Emma remembers her conversation with Roberto– people wanting to help but not wanting to push themselves forward. She is about to say something more when the door swings open with a bang.
Tamas stands there, flower boxes on his shoulder, smiling at them. He has the most magnificent black eye that Emma has ever seen.
‘Ah, Les, there you are. They have been telling me you have been ringing. You are a good man. But here, you see I am returned!’
‘But your eye,’ Betty says faintly.
‘Ah, that is nothing. You should have seen my face when my cow stamped on it.’
‘But what happened?’ Emma asks, ushering him in and helping him unload the flower boxes.
Tamas becomes overly preoccupied sorting the boxes. ‘It was nothing… I may have missed my turn and made a mistake… My van well it will need some work. But I tell the farmer I will replant his tree, and he is a man who knows how it can be.’ He glances at them, looking like a guilty schoolboy.
‘My goodness!’ Betty exclaims. ‘Berta must have been worried sick.’
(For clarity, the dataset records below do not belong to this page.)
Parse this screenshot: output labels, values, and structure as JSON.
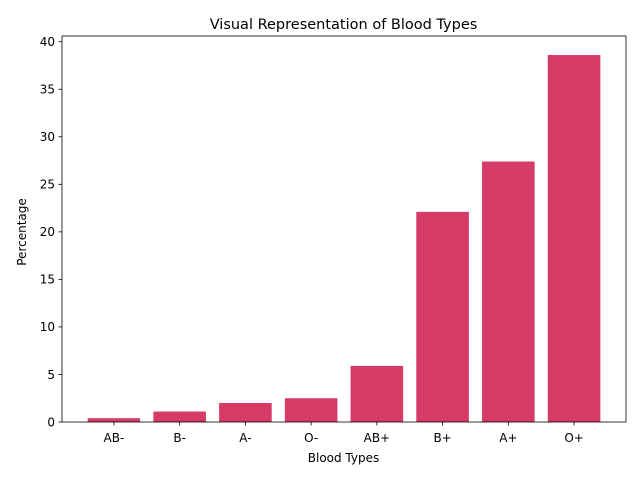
{
  "chart_data": {
    "type": "bar",
    "title": "Visual Representation of Blood Types",
    "xlabel": "Blood Types",
    "ylabel": "Percentage",
    "categories": [
      "AB-",
      "B-",
      "A-",
      "O-",
      "AB+",
      "B+",
      "A+",
      "O+"
    ],
    "values": [
      0.4,
      1.1,
      2.0,
      2.5,
      5.9,
      22.1,
      27.4,
      38.6
    ],
    "ylim": [
      0,
      40.6
    ],
    "yticks": [
      "0",
      "5",
      "10",
      "15",
      "20",
      "25",
      "30",
      "35",
      "40"
    ],
    "grid": false,
    "bar_color": "#d63a67"
  }
}
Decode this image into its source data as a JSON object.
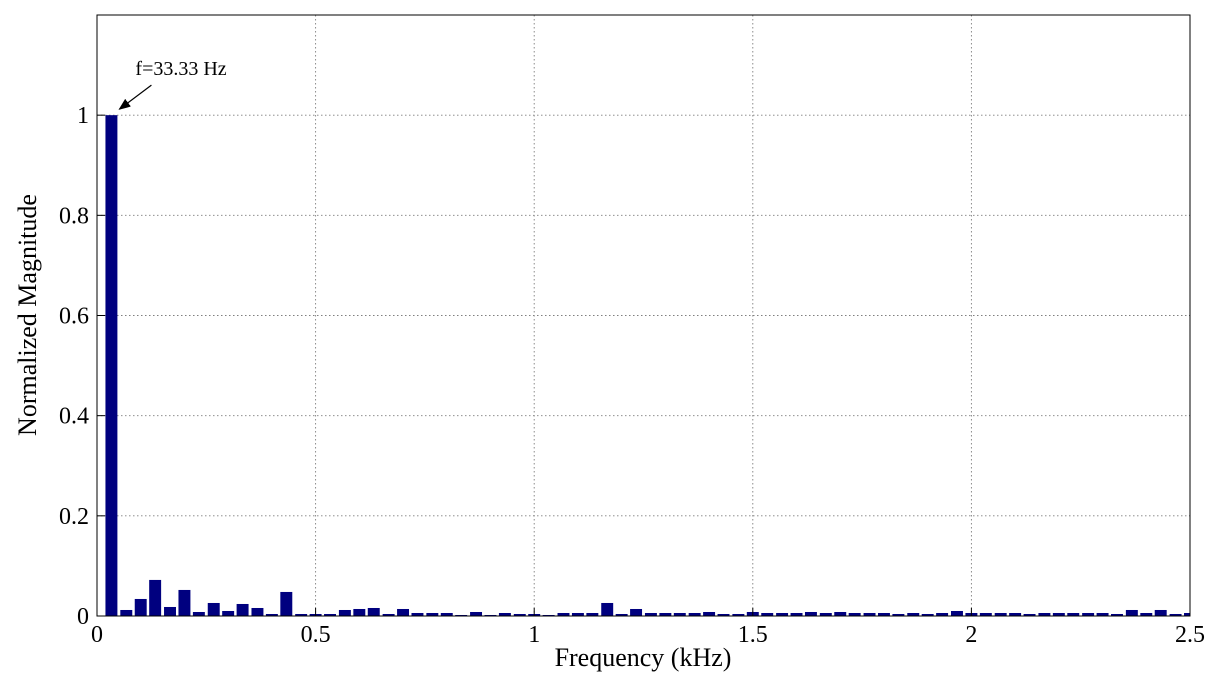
{
  "chart_data": {
    "type": "bar",
    "xlabel": "Frequency (kHz)",
    "ylabel": "Normalized Magnitude",
    "annotation": "f=33.33 Hz",
    "color": "#00007f",
    "grid": true,
    "xlim": [
      0,
      2.5
    ],
    "ylim": [
      0,
      1.2
    ],
    "xticks": [
      0,
      0.5,
      1,
      1.5,
      2,
      2.5
    ],
    "yticks": [
      0,
      0.2,
      0.4,
      0.6,
      0.8,
      1
    ],
    "x": [
      0.033,
      0.067,
      0.1,
      0.133,
      0.167,
      0.2,
      0.233,
      0.267,
      0.3,
      0.333,
      0.367,
      0.4,
      0.433,
      0.467,
      0.5,
      0.533,
      0.567,
      0.6,
      0.633,
      0.667,
      0.7,
      0.733,
      0.767,
      0.8,
      0.833,
      0.867,
      0.9,
      0.933,
      0.967,
      1,
      1.033,
      1.067,
      1.1,
      1.133,
      1.167,
      1.2,
      1.233,
      1.267,
      1.3,
      1.333,
      1.367,
      1.4,
      1.433,
      1.467,
      1.5,
      1.533,
      1.567,
      1.6,
      1.633,
      1.667,
      1.7,
      1.733,
      1.767,
      1.8,
      1.833,
      1.867,
      1.9,
      1.933,
      1.967,
      2,
      2.033,
      2.067,
      2.1,
      2.133,
      2.167,
      2.2,
      2.233,
      2.267,
      2.3,
      2.333,
      2.367,
      2.4,
      2.433,
      2.467,
      2.5
    ],
    "values": [
      1.0,
      0.012,
      0.034,
      0.072,
      0.018,
      0.052,
      0.008,
      0.026,
      0.01,
      0.024,
      0.016,
      0.004,
      0.048,
      0.004,
      0.004,
      0.004,
      0.012,
      0.014,
      0.016,
      0.004,
      0.014,
      0.006,
      0.006,
      0.006,
      0.002,
      0.008,
      0.002,
      0.006,
      0.004,
      0.004,
      0.002,
      0.006,
      0.006,
      0.006,
      0.026,
      0.004,
      0.014,
      0.006,
      0.006,
      0.006,
      0.006,
      0.008,
      0.004,
      0.004,
      0.008,
      0.006,
      0.006,
      0.006,
      0.008,
      0.006,
      0.008,
      0.006,
      0.006,
      0.006,
      0.004,
      0.006,
      0.004,
      0.006,
      0.01,
      0.006,
      0.006,
      0.006,
      0.006,
      0.004,
      0.006,
      0.006,
      0.006,
      0.006,
      0.006,
      0.004,
      0.012,
      0.006,
      0.012,
      0.004,
      0.006
    ]
  }
}
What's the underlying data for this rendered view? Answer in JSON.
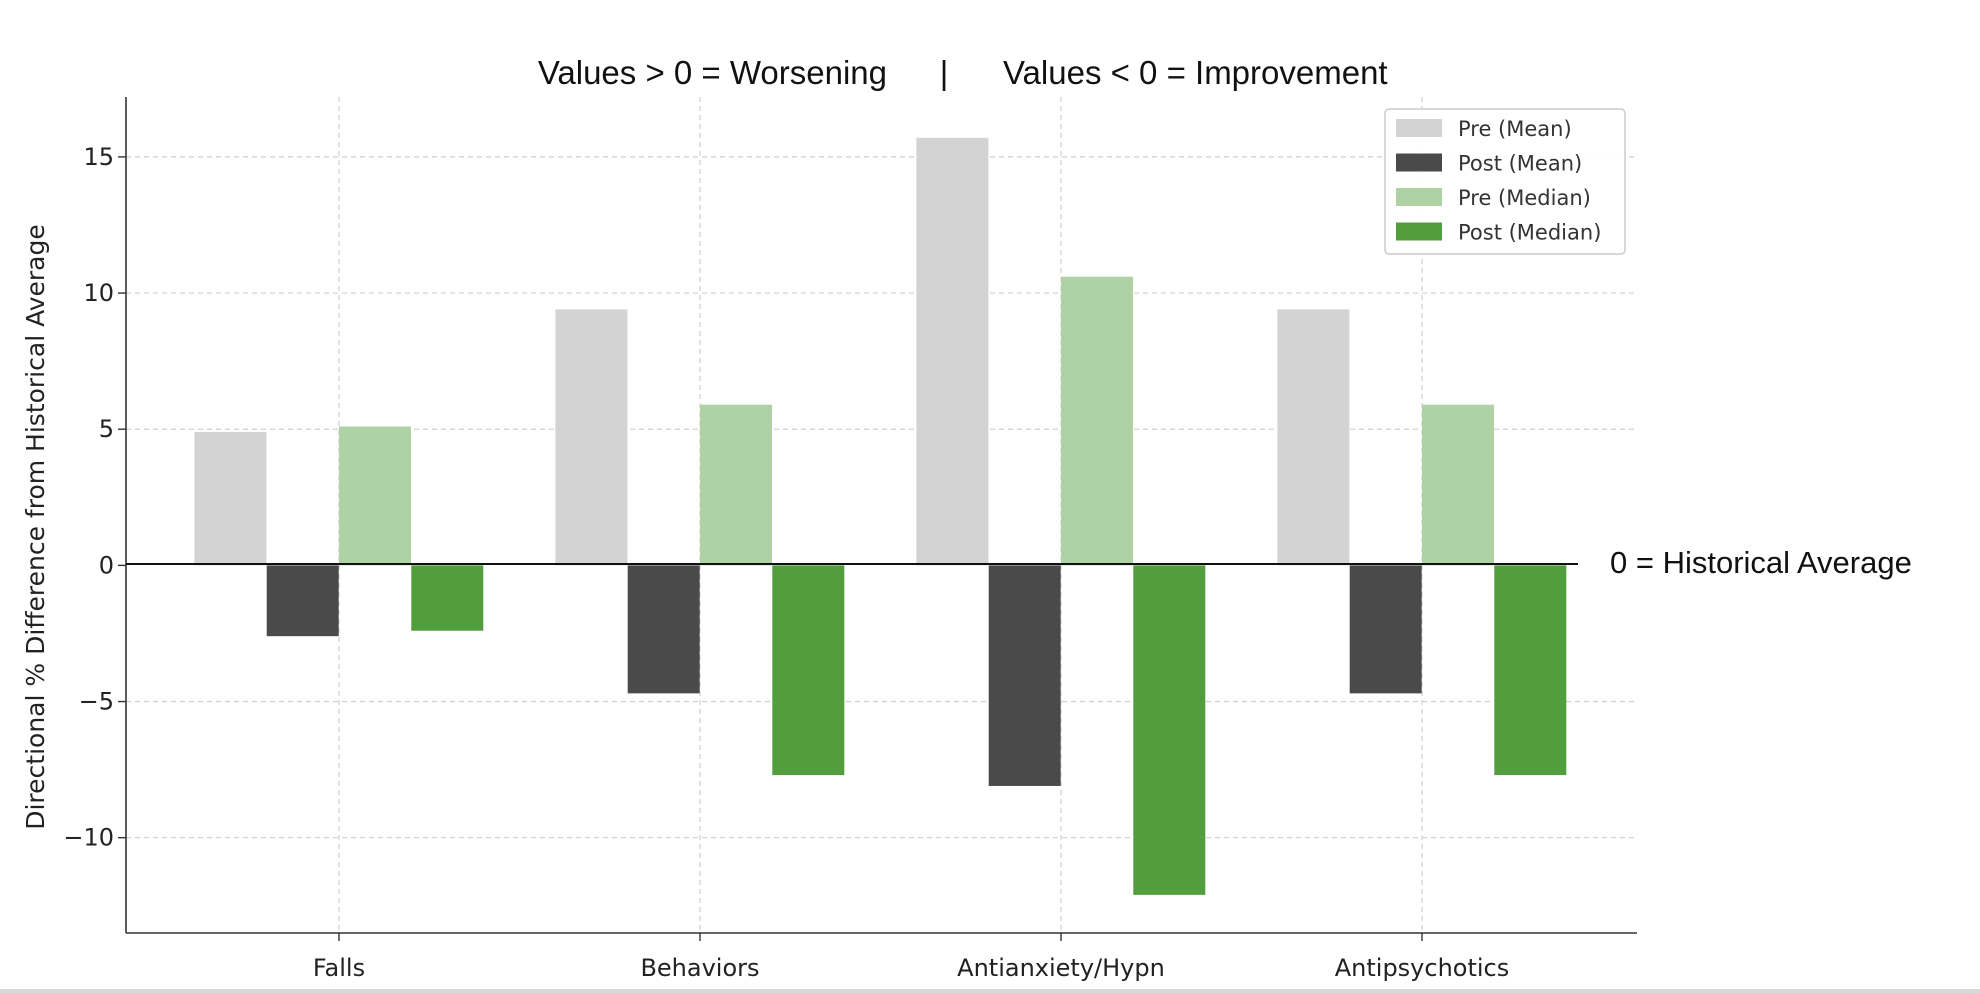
{
  "chart_data": {
    "type": "bar",
    "title_left": "Values > 0 = Worsening",
    "title_separator": "|",
    "title_right": "Values < 0 = Improvement",
    "zero_line_label": "0 = Historical Average",
    "xlabel": "",
    "ylabel": "Directional % Difference from Historical Average",
    "ylim": [
      -13.5,
      17.2
    ],
    "yticks": [
      -10,
      -5,
      0,
      5,
      10,
      15
    ],
    "ytick_labels": [
      "−10",
      "−5",
      "0",
      "5",
      "10",
      "15"
    ],
    "grid": true,
    "legend_position": "top-right",
    "categories": [
      "Falls",
      "Behaviors",
      "Antianxiety/Hypn",
      "Antipsychotics"
    ],
    "series": [
      {
        "name": "Pre (Mean)",
        "color": "#d3d3d3",
        "values": [
          4.9,
          9.4,
          15.7,
          9.4
        ]
      },
      {
        "name": "Post (Mean)",
        "color": "#4a4a4a",
        "values": [
          -2.6,
          -4.7,
          -8.1,
          -4.7
        ]
      },
      {
        "name": "Pre (Median)",
        "color": "#aed2a3",
        "values": [
          5.1,
          5.9,
          10.6,
          5.9
        ]
      },
      {
        "name": "Post (Median)",
        "color": "#529d3e",
        "values": [
          -2.4,
          -7.7,
          -12.1,
          -7.7
        ]
      }
    ]
  }
}
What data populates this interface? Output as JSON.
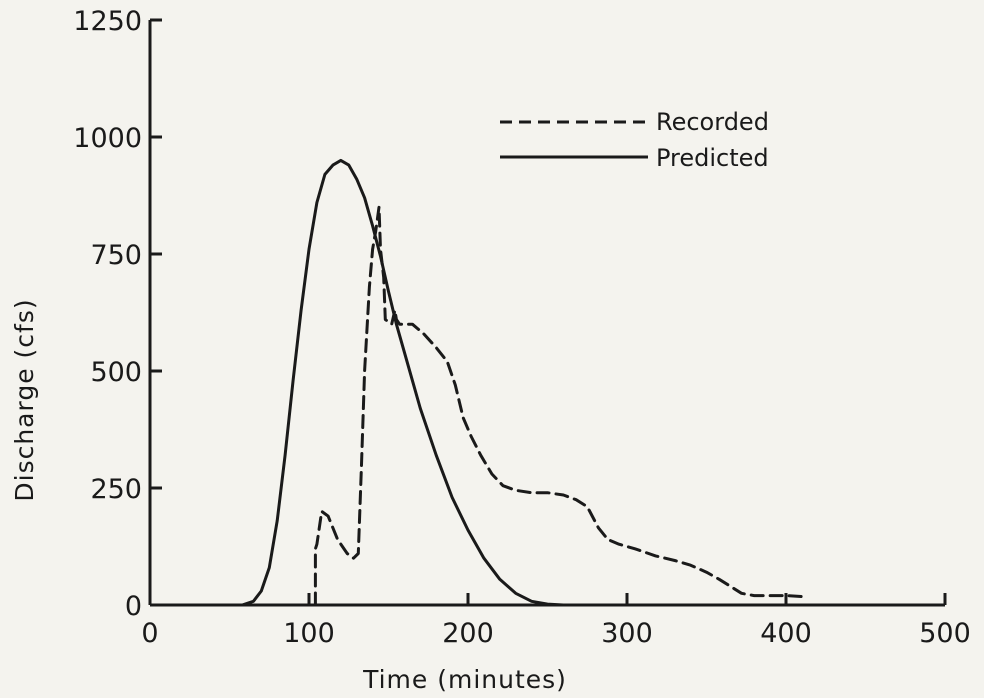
{
  "chart_data": {
    "type": "line",
    "xlabel": "Time (minutes)",
    "ylabel": "Discharge (cfs)",
    "xlim": [
      0,
      500
    ],
    "ylim": [
      0,
      1250
    ],
    "xticks": [
      0,
      100,
      200,
      300,
      400,
      500
    ],
    "yticks": [
      0,
      250,
      500,
      750,
      1000,
      1250
    ],
    "grid": false,
    "legend_position": "top-right",
    "series": [
      {
        "name": "Recorded",
        "style": "dashed",
        "color": "#1a1a1a",
        "x": [
          104,
          104,
          105,
          108,
          112,
          118,
          124,
          128,
          131,
          133,
          135,
          138,
          140,
          142,
          144,
          145,
          147,
          148,
          152,
          154,
          155,
          157,
          160,
          165,
          172,
          180,
          187,
          192,
          197,
          202,
          208,
          215,
          222,
          230,
          240,
          250,
          260,
          268,
          275,
          282,
          288,
          295,
          305,
          318,
          330,
          340,
          350,
          358,
          365,
          372,
          380,
          390,
          400,
          410
        ],
        "y": [
          0,
          120,
          130,
          200,
          190,
          140,
          110,
          100,
          110,
          300,
          500,
          680,
          760,
          800,
          850,
          760,
          700,
          610,
          600,
          630,
          610,
          600,
          600,
          600,
          580,
          550,
          520,
          470,
          400,
          360,
          320,
          280,
          255,
          245,
          240,
          240,
          235,
          225,
          210,
          165,
          140,
          130,
          120,
          105,
          95,
          85,
          70,
          55,
          40,
          25,
          20,
          20,
          20,
          18
        ]
      },
      {
        "name": "Predicted",
        "style": "solid",
        "color": "#1a1a1a",
        "x": [
          58,
          65,
          70,
          75,
          80,
          85,
          90,
          95,
          100,
          105,
          110,
          115,
          120,
          125,
          130,
          135,
          140,
          145,
          150,
          155,
          160,
          170,
          180,
          190,
          200,
          210,
          220,
          230,
          240,
          250,
          260
        ],
        "y": [
          0,
          8,
          30,
          80,
          180,
          320,
          480,
          630,
          760,
          860,
          920,
          940,
          950,
          940,
          910,
          870,
          810,
          745,
          670,
          600,
          540,
          420,
          320,
          230,
          160,
          100,
          55,
          25,
          8,
          2,
          0
        ]
      }
    ]
  }
}
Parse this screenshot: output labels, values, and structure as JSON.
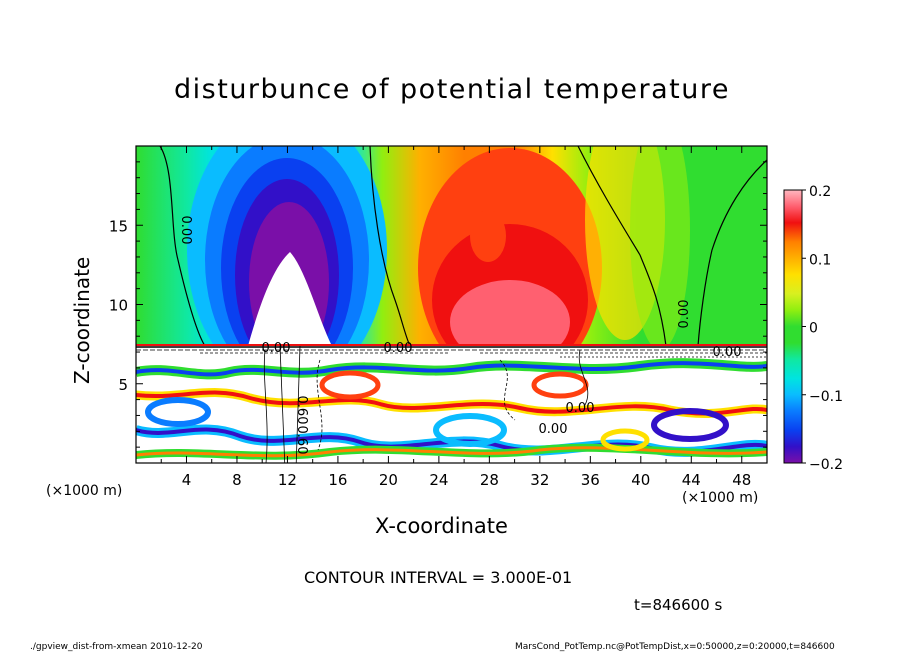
{
  "chart_data": {
    "type": "heatmap",
    "title": "disturbunce of potential temperature",
    "xlabel": "X-coordinate",
    "ylabel": "Z-coordinate",
    "x_unit_label": "(×1000 m)",
    "xlim": [
      0,
      50
    ],
    "ylim": [
      0,
      20
    ],
    "x_ticks": [
      "4",
      "8",
      "12",
      "16",
      "20",
      "24",
      "28",
      "32",
      "36",
      "40",
      "44",
      "48"
    ],
    "y_ticks": [
      "5",
      "10",
      "15"
    ],
    "colorbar": {
      "range": [
        -0.2,
        0.2
      ],
      "ticks": [
        "0.2",
        "0.1",
        "0",
        "−0.1",
        "−0.2"
      ]
    },
    "contour_labels": [
      "0.00",
      "0.00",
      "0.00",
      "0.00",
      "0.00",
      "0.60",
      "0.60",
      "0.00",
      "0.00"
    ],
    "contour_interval": "CONTOUR INTERVAL = 3.000E-01",
    "time_label": "t=846600 s"
  },
  "footer": {
    "left": "./gpview_dist-from-xmean   2010-12-20",
    "right": "MarsCond_PotTemp.nc@PotTempDist,x=0:50000,z=0:20000,t=846600"
  },
  "colors": {
    "palette": [
      "#7a0fa8",
      "#3210c8",
      "#0a40f0",
      "#0a7cff",
      "#0abcff",
      "#00e4e0",
      "#10e8a0",
      "#30dd30",
      "#90ef10",
      "#d8f020",
      "#ffe000",
      "#ffb000",
      "#ff8000",
      "#ff4010",
      "#f01010",
      "#ff6070",
      "#ffb8c0"
    ]
  }
}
‘I called her from the farm phone. But my mobile, the screen it is cracked so it is the only call I make.’
‘Ah, so that’s how it was,’ Les declares. ‘All’s well that ends well.’
But Emma is not so sure they have heard the whole of it. She is all the more convinced that Tamas is holding something back when he changes the subject.
‘You have not won our game yet!’
Not knowing how to voice her misgivings, Emma resigns herself to the inevitable. ‘Hungary?’
‘No!’
‘Slovakia?’
‘Ha! No, that is not it.’
‘Poland?’
‘You people say we are all Polish. This is not true.’
Emma thinks this is a bit unfair; she has listed most of Europe before getting to Poland.
‘I give up!’ she says.
Tamas stamps his large feet on the floorboards, making the buckets of flowers dance. ‘I am from Moldova!’
Emma feels a surge of laughter and lets go of her worries. Tamas is back being Tamas. They are all looking at her expectantly, so she says the first thing that comes into her head (thinking it in Spanish first). ‘I’ve read they make very good wine in Moldova.’
Tamas is delighted. More stamping, more dancing buckets. ‘This is true! Berta’s family, they are famous for the wine they make.’ He stops suddenly, looking down at his big boots. His shoulders slump.
The cabin falls silent, and Emma is reminded of films where everything stops, characters frozen, mid-action on the screen. From the corner of her eye, she sees dust motes hanging in the air, caught in the sunlight streaming through the window.
Still Tamas looks at his boots. Still they all stand waiting.
The large man in front of them seems to visibly crumble. Hedoesn’t fall, but every part of him appears to sag as if in defeat. ‘I think Berta is leaving me.’
The spell is broken. Betty and Les spring into action. ‘Come over here, Tamas,’ Betty says, touching his arm. ‘You come and take the weight off your feet and Les will get us all a coffee.’
Les is already halfway to the door. ‘I’ll bring us some cake too,’ he says looking towards Betty, who nods encouragingly at him. ‘Be back in a jiffy.’
Emma steps out of his way and pulls out a stool for Tamas to sit on. He hasn’t said a word since his announcement, and again she imagines him as a large overgrown schoolboy: awkward, lost and, unexpectedly, painfully shy.
‘Oh Tamas,’ she says, stepping forward and rubbing his shoulder. ‘I’m so sorry. Is it … is that why you crashed?’